Una duda que me asaltó a mitad de película y que el final no consigue disipar: ¿piensa Saura que Antonieta Rivas Mercado, José Vasconcelos, Manuel Lozano, el escritor Vargas (que encubre a Andrés Henestrosa, autor de la novela en que se basó Jean-Claude Carrière) y, en general, casi todos los que aparecen en la película, tanto reales como inventados, eran idiotas, o sólo lo parecen, sin que el cineasta se lo proponga expresamente o incluso en contra de su voluntad? ¿O es que Saura ha perdido la capacidad —parece que la costumbre, al menos, sí— de imaginar o crear personajes inteligentes?

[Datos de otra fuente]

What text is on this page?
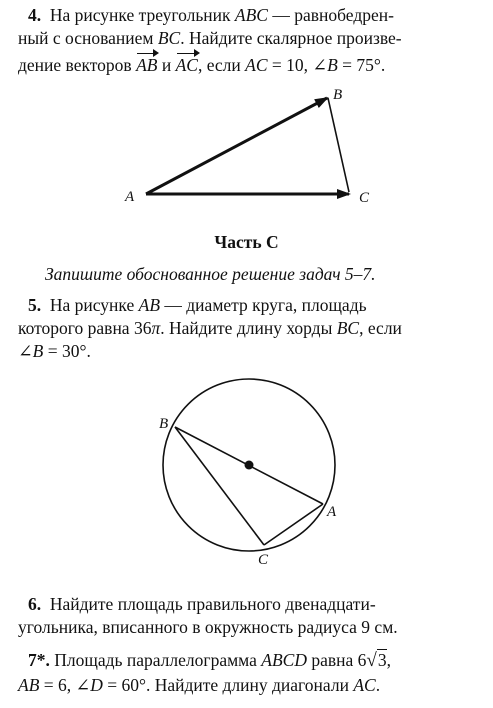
4. На рисунке треугольник ABC — равнобедрен-
ный с основанием BC. Найдите скалярное произве-
дение векторов AB и AC, если AC = 10, ∠B = 75°.
A
B
C
B
A
C
Часть С
Запишите обоснованное решение задач 5–7.
5. На рисунке AB — диаметр круга, площадь
которого равна 36π. Найдите длину хорды BC, если
∠B = 30°.
6. Найдите площадь правильного двенадцати-
угольника, вписанного в окружность радиуса 9 см.
7*. Площадь параллелограмма ABCD равна 6√3,
AB = 6, ∠D = 60°. Найдите длину диагонали AC.
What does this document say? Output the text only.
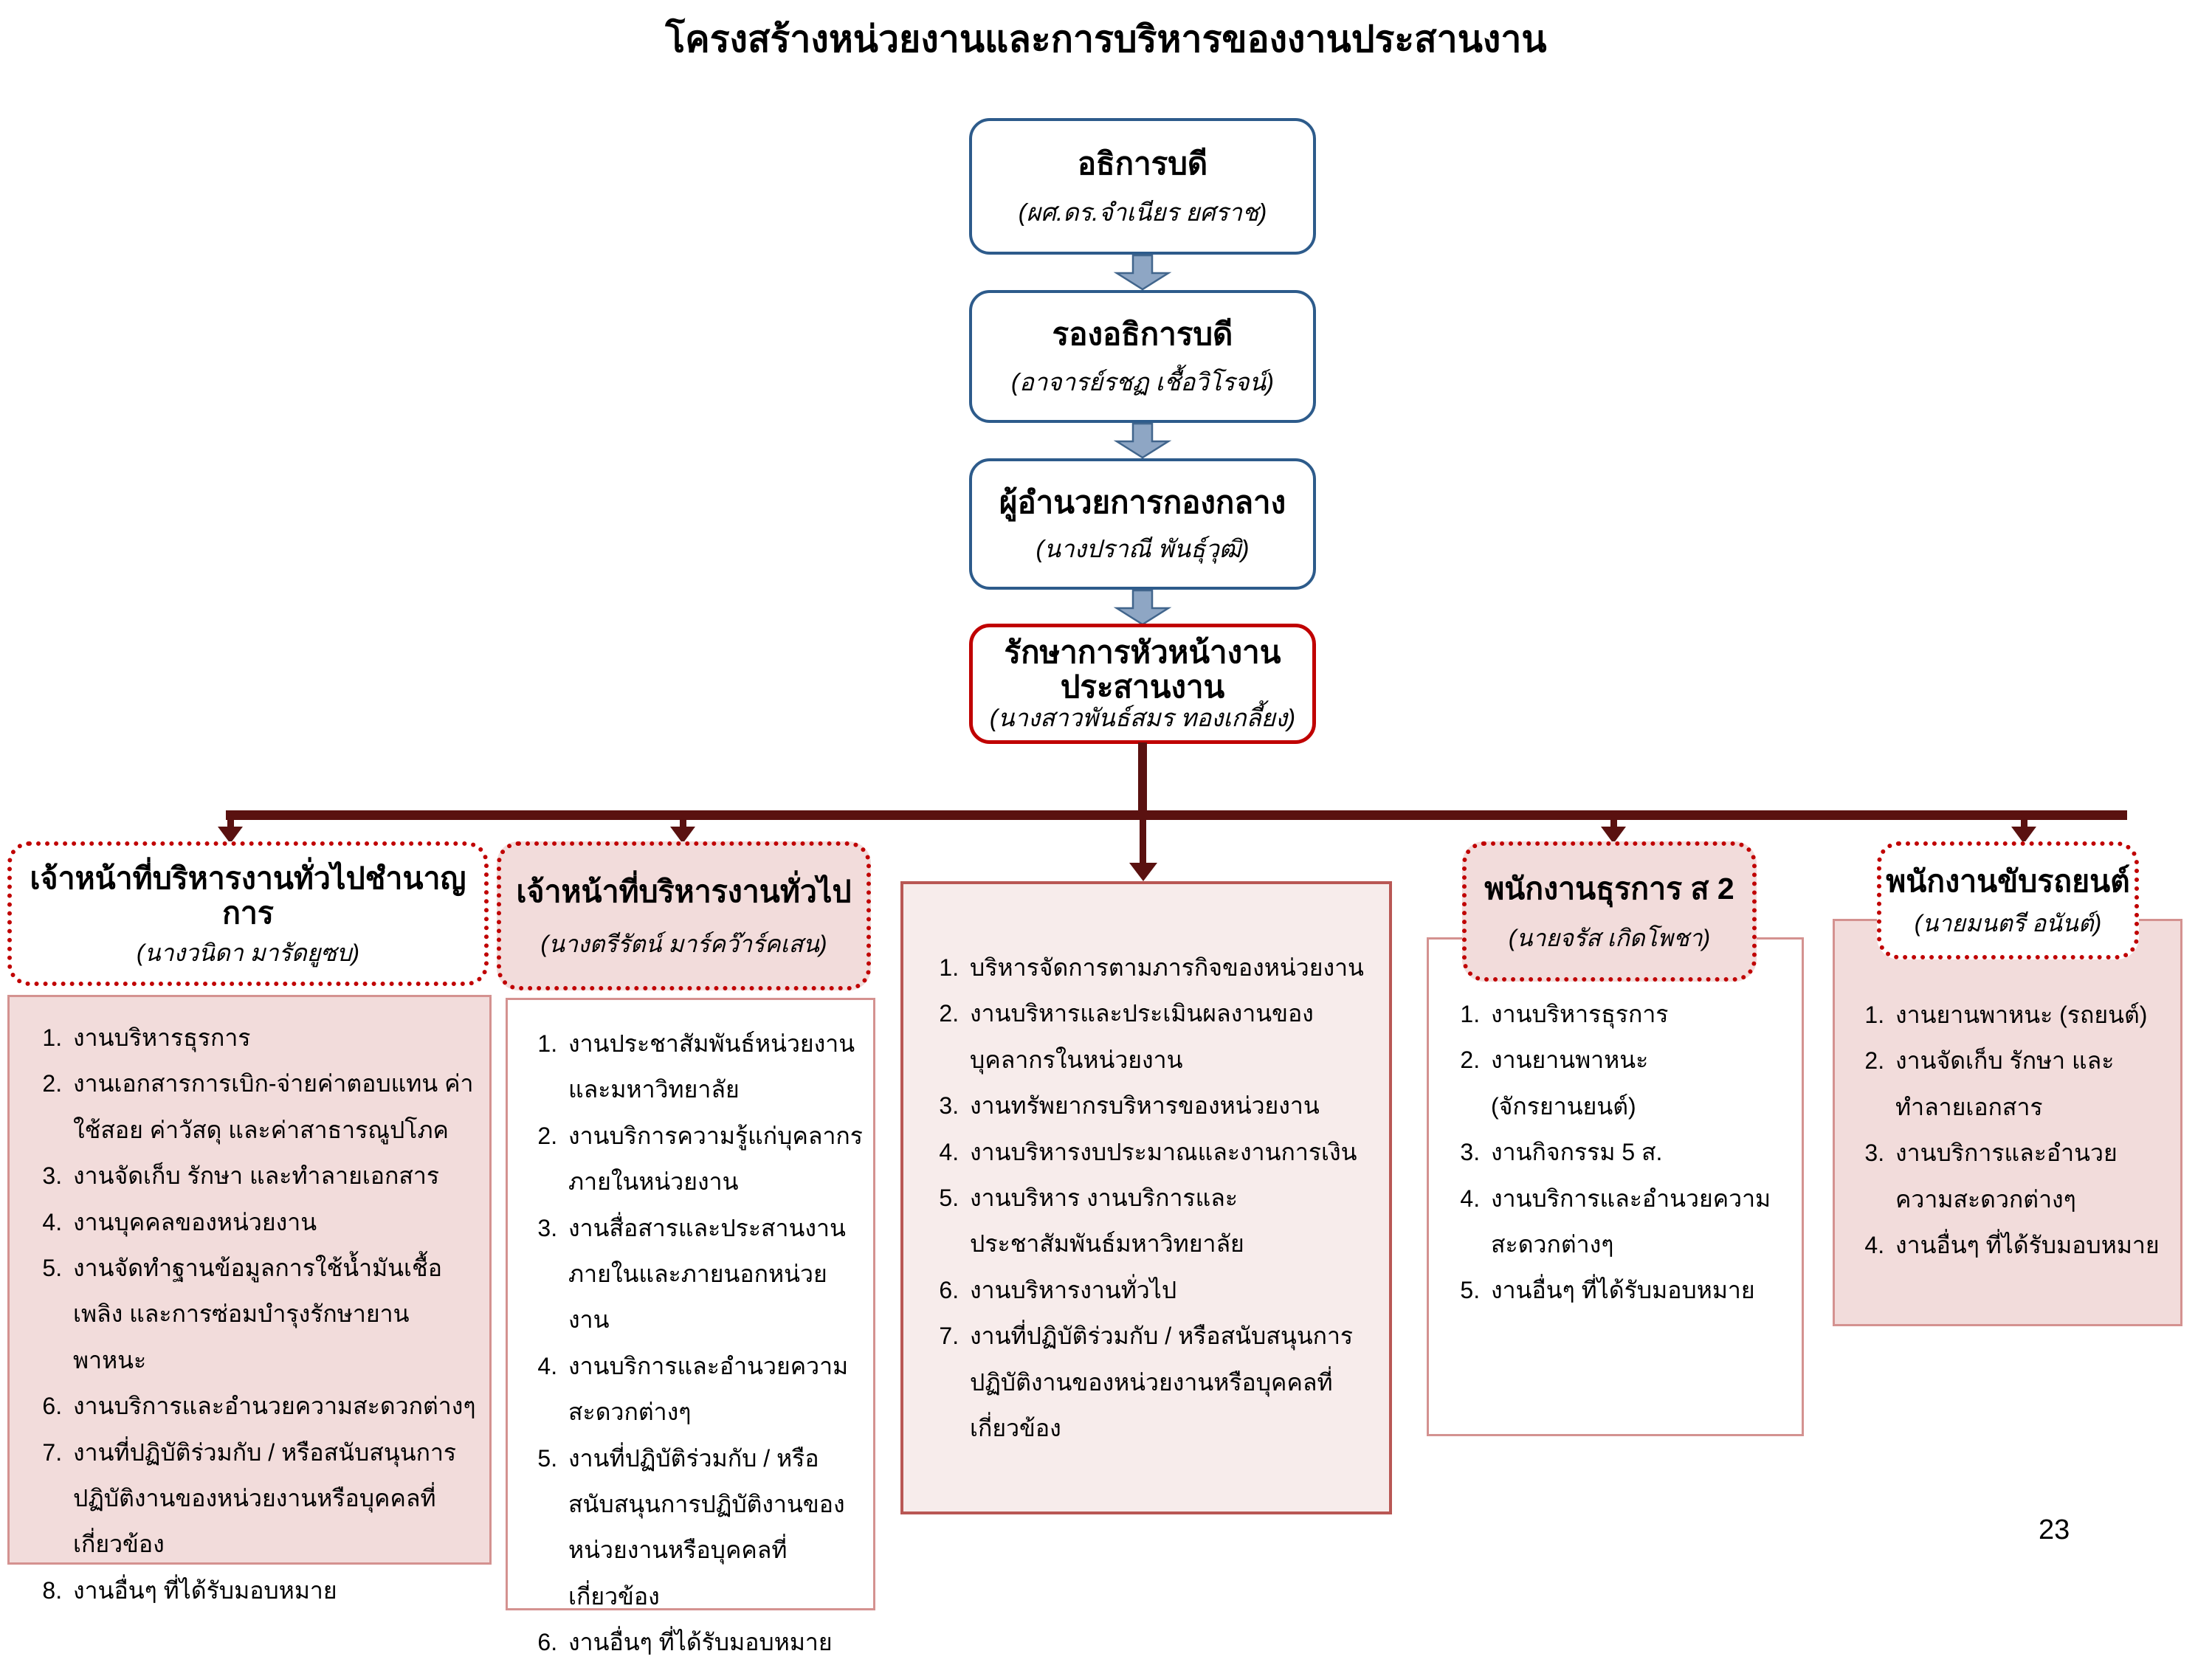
โครงสร้างหน่วยงานและการบริหารของงานประสานงาน
อธิการบดี
(ผศ.ดร.จำเนียร ยศราช)
รองอธิการบดี
(อาจารย์รชฏ เชื้อวิโรจน์)
ผู้อำนวยการกองกลาง
(นางปราณี พันธุ์วุฒิ)
รักษาการหัวหน้างานประสานงาน
(นางสาวพันธ์สมร ทองเกลี้ยง)
เจ้าหน้าที่บริหารงานทั่วไปชำนาญการ
(นางวนิดา มารัดยูซบ)
1. งานบริหารธุรการ
2. งานเอกสารการเบิก-จ่ายค่าตอบแทน ค่าใช้​สอย ค่าวัสดุ และค่าสาธารณูปโภค
3. งานจัดเก็บ รักษา และทำลายเอกสาร
4. งานบุคคลของหน่วยงาน
5. งานจัดทำฐานข้อมูลการใช้น้ำมันเชื้อเพลิง ​และการซ่อมบำรุงรักษายานพาหนะ
6. งานบริการและอำนวยความสะดวกต่างๆ
7. งานที่ปฏิบัติร่วมกับ / หรือสนับสนุนการ​ปฏิบัติงานของหน่วยงานหรือบุคคลที่​เกี่ยวข้อง
8. งานอื่นๆ ที่ได้รับมอบหมาย
เจ้าหน้าที่บริหารงานทั่วไป
(นางตรีรัตน์ มาร์คว๊าร์คเสน)
1. งานประชาสัมพันธ์หน่วยงานและ​มหาวิทยาลัย
2. งานบริการความรู้แก่บุคลากรภายใน​หน่วยงาน
3. งานสื่อสารและประสานงาน​ภายในและภายนอกหน่วยงาน
4. งานบริการและอำนวยความสะดวก​ต่างๆ
5. งานที่ปฏิบัติร่วมกับ / หรือสนับสนุน​การปฏิบัติงานของหน่วยงานหรือ​บุคคลที่เกี่ยวข้อง
6. งานอื่นๆ ที่ได้รับมอบหมาย
1. บริหารจัดการตามภารกิจของหน่วยงาน
2. งานบริหารและประเมินผลงานของบุคลากรใน​หน่วยงาน
3. งานทรัพยากรบริหารของหน่วยงาน
4. งานบริหารงบประมาณและงานการเงิน
5. งานบริหาร งานบริการและประชาสัมพันธ์​มหาวิทยาลัย
6. งานบริหารงานทั่วไป
7. งานที่ปฏิบัติร่วมกับ / หรือสนับสนุน​การปฏิบัติงานของหน่วยงานหรือ​บุคคลที่เกี่ยวข้อง
พนักงานธุรการ ส 2
(นายจรัส เกิดโพชา)
1. งานบริหารธุรการ
2. งานยานพาหนะ (จักรยานยนต์)
3. งานกิจกรรม 5 ส.
4. งานบริการและอำนวยความสะดวก​ต่างๆ
5. งานอื่นๆ ที่ได้รับมอบหมาย
พนักงานขับรถยนต์
(นายมนตรี อนันต์)
1. งานยานพาหนะ (รถยนต์)
2. งานจัดเก็บ รักษา และทำลาย​เอกสาร
3. งานบริการและอำนวยความสะดวก​ต่างๆ
4. งานอื่นๆ ที่ได้รับมอบหมาย
23
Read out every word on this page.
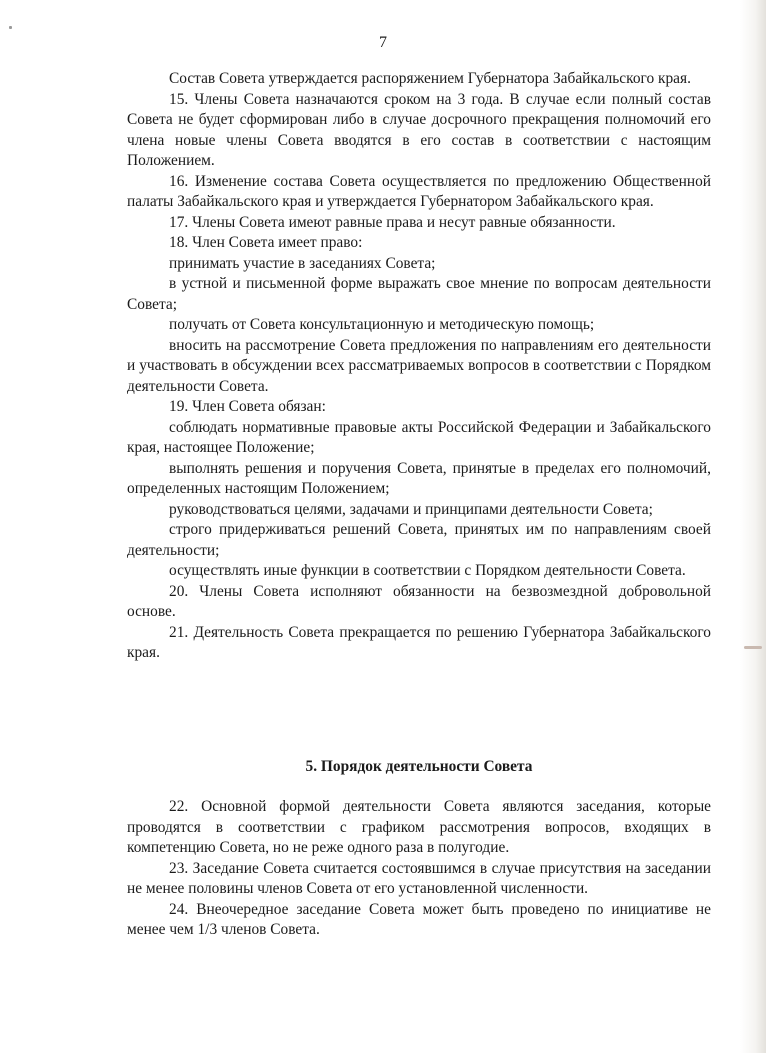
7

Состав Совета утверждается распоряжением Губернатора Забайкальского края.

15. Члены Совета назначаются сроком на 3 года. В случае если полный состав Совета не будет сформирован либо в случае досрочного прекращения полномочий его члена новые члены Совета вводятся в его состав в соответствии с настоящим Положением.

16. Изменение состава Совета осуществляется по предложению Общественной палаты Забайкальского края и утверждается Губернатором Забайкальского края.

17. Члены Совета имеют равные права и несут равные обязанности.

18. Член Совета имеет право:

принимать участие в заседаниях Совета;

в устной и письменной форме выражать свое мнение по вопросам деятельности Совета;

получать от Совета консультационную и методическую помощь;

вносить на рассмотрение Совета предложения по направлениям его деятельности и участвовать в обсуждении всех рассматриваемых вопросов в соответствии с Порядком деятельности Совета.

19. Член Совета обязан:

соблюдать нормативные правовые акты Российской Федерации и Забайкальского края, настоящее Положение;

выполнять решения и поручения Совета, принятые в пределах его полномочий, определенных настоящим Положением;

руководствоваться целями, задачами и принципами деятельности Совета;

строго придерживаться решений Совета, принятых им по направлениям своей деятельности;

осуществлять иные функции в соответствии с Порядком деятельности Совета.

20. Члены Совета исполняют обязанности на безвозмездной добровольной основе.

21. Деятельность Совета прекращается по решению Губернатора Забайкальского края.

5. Порядок деятельности Совета

22. Основной формой деятельности Совета являются заседания, которые проводятся в соответствии с графиком рассмотрения вопросов, входящих в компетенцию Совета, но не реже одного раза в полугодие.

23. Заседание Совета считается состоявшимся в случае присутствия на заседании не менее половины членов Совета от его установленной численности.

24. Внеочередное заседание Совета может быть проведено по инициативе не менее чем 1/3 членов Совета.
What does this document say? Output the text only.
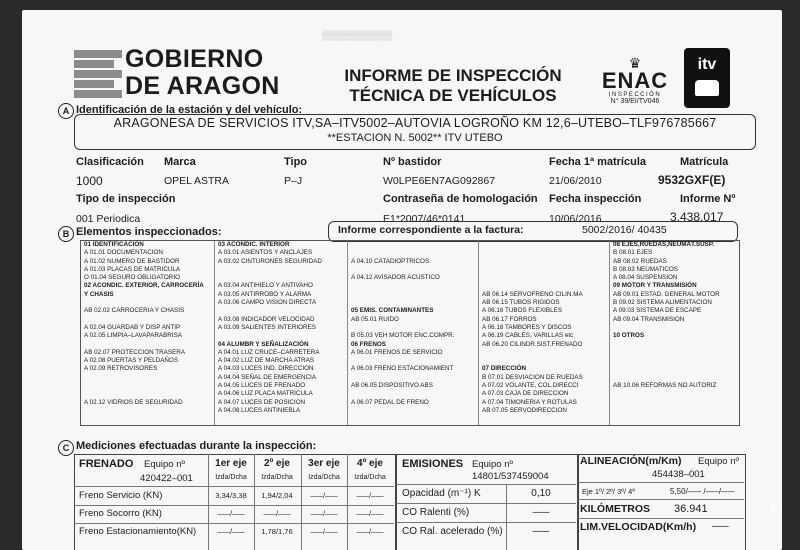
GOBIERNO
DE ARAGON
▒▒▒▒▒▒▒▒▒▒▒
INFORME DE INSPECCIÓN
TÉCNICA DE VEHÍCULOS
♛
ENAC
INSPECCIÓN
N° 39/EI/TV046
itv
A Identificación de la estación y del vehículo:
ARAGONESA DE SERVICIOS ITV,SA–ITV5002–AUTOVIA LOGROÑO KM 12,6–UTEBO–TLF976785667
**ESTACION N. 5002** ITV UTEBO
Clasificación
1000
Marca
OPEL ASTRA
Tipo
P–J
Nº bastidor
W0LPE6EN7AG092867
Fecha 1ª matrícula
21/06/2010
Matrícula
9532GXF(E)
Tipo de inspección
001 Periodica
Contraseña de homologación
E1*2007/46*0141
Fecha inspección
10/06/2016
Informe Nº
3.438.017
B Elementos inspeccionados:	Informe correspondiente a la factura:	5002/2016/ 40435
01 IDENTIFICACIÓN
A 01.01 DOCUMENTACION
A 01.02 NUMERO DE BASTIDOR
A 01.03 PLACAS DE MATRICULA
O 01.04 SEGURO OBLIGATORIO
02 ACONDIC. EXTERIOR, CARROCERÍA
Y CHASIS

AB 02.02 CARROCERIA Y CHASIS

A 02.04 GUARDAB Y DISP ANTIP
A 02.05 LIMPIA–LAVAPARABRISA

AB 02.07 PROTECCION TRASERA
A 02.08 PUERTAS Y PELDAÑOS
A 02.09 RETROVISORES

A 02.12 VIDRIOS DE SEGURIDAD
03 ACONDIC. INTERIOR
A 03.01 ASIENTOS Y ANCLAJES
A 03.02 CINTURONES SEGURIDAD

A 03.04 ANTIHIELO Y ANTIVAHO
A 03.05 ANTIRROBO Y ALARMA
A 03.06 CAMPO VISION DIRECTA

A 03.08 INDICADOR VELOCIDAD
A 03.09 SALIENTES INTERIORES

04 ALUMBR Y SEÑALIZACIÓN
A 04.01 LUZ CRUCE–CARRETERA
A 04.02 LUZ DE MARCHA ATRAS
A 04.03 LUCES IND. DIRECCION
A 04.04 SEÑAL DE EMERGENCIA
A 04.05 LUCES DE FRENADO
A 04.06 LUZ PLACA MATRICULA
A 04.07 LUCES DE POSICION
A 04.08 LUCES ANTINIEBLA

A 04.10 CATADIOPTRICOS

A 04.12 AVISADOR ACUSTICO

05 EMIS. CONTAMINANTES
AB 05.01 RUIDO

B 05.03 VEH MOTOR ENC.COMPR.
06 FRENOS
A 06.01 FRENOS DE SERVICIO

A 06.03 FRENO ESTACIONAMIENT

AB 06.05 DISPOSITIVO ABS

A 06.07 PEDAL DE FRENO

AB 06.14 SERVOFRENO CILIN.MA
AB 06.15 TUBOS RIGIDOS
A 06.16 TUBOS FLEXIBLES
AB 06.17 FORROS
A 06.18 TAMBORES Y DISCOS
A 06.19 CABLES, VARILLAS etc
AB 06.20 CILINDR.SIST.FRENADO

07 DIRECCIÓN
B 07.01 DESVIACION DE RUEDAS
A 07.02 VOLANTE, COL.DIRECCI
A 07.03 CAJA DE DIRECCION
A 07.04 TIMONERIA Y ROTULAS
AB 07.05 SERVODIRECCION
08 EJES,RUEDAS,NEUMÁT.SUSP.
B 08.01 EJES
AB 08.02 RUEDAS
B 08.03 NEUMATICOS
A 08.04 SUSPENSION
09 MOTOR Y TRANSMISIÓN
AB 09.01 ESTAD. GENERAL MOTOR
B 09.02 SISTEMA ALIMENTACION
A 09.03 SISTEMA DE ESCAPE
AB 09.04 TRANSMISION

10 OTROS

AB 10.06 REFORMAS NO AUTORIZ
C Mediciones efectuadas durante la inspección:
FRENADO Equipo nº
420422–001
1er eje
Izda/Dcha
2º eje
Izda/Dcha
3er eje
Izda/Dcha
4º eje
Izda/Dcha
Freno Servicio (KN)	3,34/3,38	1,94/2,04	–––/–––	–––/–––
Freno Socorro (KN)	–––/–––	–––/–––	–––/–––	–––/–––
Freno Estacionamiento(KN)	–––/–––	1,78/1,76	–––/–––	–––/–––
EMISIONES Equipo nº
14801/537459004
Opacidad (m⁻¹) K	0,10
CO Ralenti (%)	–––
CO Ral. acelerado (%)	–––
ALINEACIÓN(m/Km) Equipo nº
454438–001
Eje 1º/ 2º/ 3º/ 4º	5,50/––– /–––/–––
KILÓMETROS 36.941
LIM.VELOCIDAD(Km/h) –––
c.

¿La versión a estrenar en México incluye esos comentarios didácticos obvios, simplistas y convencionales con que se nos quiere poner al corriente, a uña de caballo, de la complicada historia mexicana, ilustrados unas veces con vagas imágenes turísticas y otras con fotografías o fragmentos de noticiarios? ¿También se han conservado en México ciertos tópicos —sobre las armas, los licenciados, la ruleta mexicana, etc.— que, al estar introducidos en la película con calzador, y sin sombra de humor, ironía, ambigüedad o complicidad, bien podrían ofender a los mexicanos? La verdad, no me explico cómo no le echaron del país (a tiros, por supuesto), y me parece bastante cara dura, tratando una historia ajena, adoptar tales aires de superioridad, ese tono displicente con que los «civilizados» se referían el siglo pasado a los «salvajes». Lo gracioso es que Saura proclama que le encanta México: no se ve por qué; es más, nadie lo diría, porque ni siquiera el folklore parece atraerle lo bastante como para tratarlo con un mínimo respeto: no sólo repite hasta la saciedad la versión mixteca de «La llorona», sino que estropea el único plano salvable de la película —el que muestra a tres ciegos que cantan el corrido de «Valentín»— con un zoom y una panorámica hacia el público callejero que les escucha y con una serie de planos-contraplanos que nos muestran la reacción de Anna (Hanna Schygulla) y su acompañante (Ignacio López Tarso), consistente en unas sonrisitas complacidas y largarse desatentamente, sin esperar siquiera que acabe la canción.
¿Por qué tiene tanto prestigio J. C. Carrière, que es capaz de vender como guión lo que, a lo sumo, sería para cualquier persona seria el «trabajo casero» de investigación previa? Yo aventuraría aquí una respuesta: porque se ha creído que era el coautor de los guiones de Buñuel, que, sospecho, se limitaba a traducir al francés y pasar a máquina. Sus trabajos con otros directores —de Pierre Étaix a Saura— demuestran que no merece la fama que tiene. Lo raro es que ni productores ni directores, ni las célebres actrices que salen en la película, se hayan dado cuenta de que no tenían guión. ¿Es que tal vez no lo leyeron? ¿Quizá ahora se «montan» las producciones meramente sobre el «crédito» de los nombres, y se supone que cualquier cosa que reúna a Saura, Carrière, Adjani y Schygulla será, a la fuerza, rentable?
No lo sé, aunque una respuesta afirmativa a esa pregunta me explicaría por qué cada vez me gustan menos la mayor parte de las películas de los últimos años. Pero son tantas cosas las que no sé...; por ejemplo, no sé nada (y ella parece que tampoco) del personaje de Hanna Schygulla, y sé tanto de por qué se suicidó Antonieta como antes de ver la película.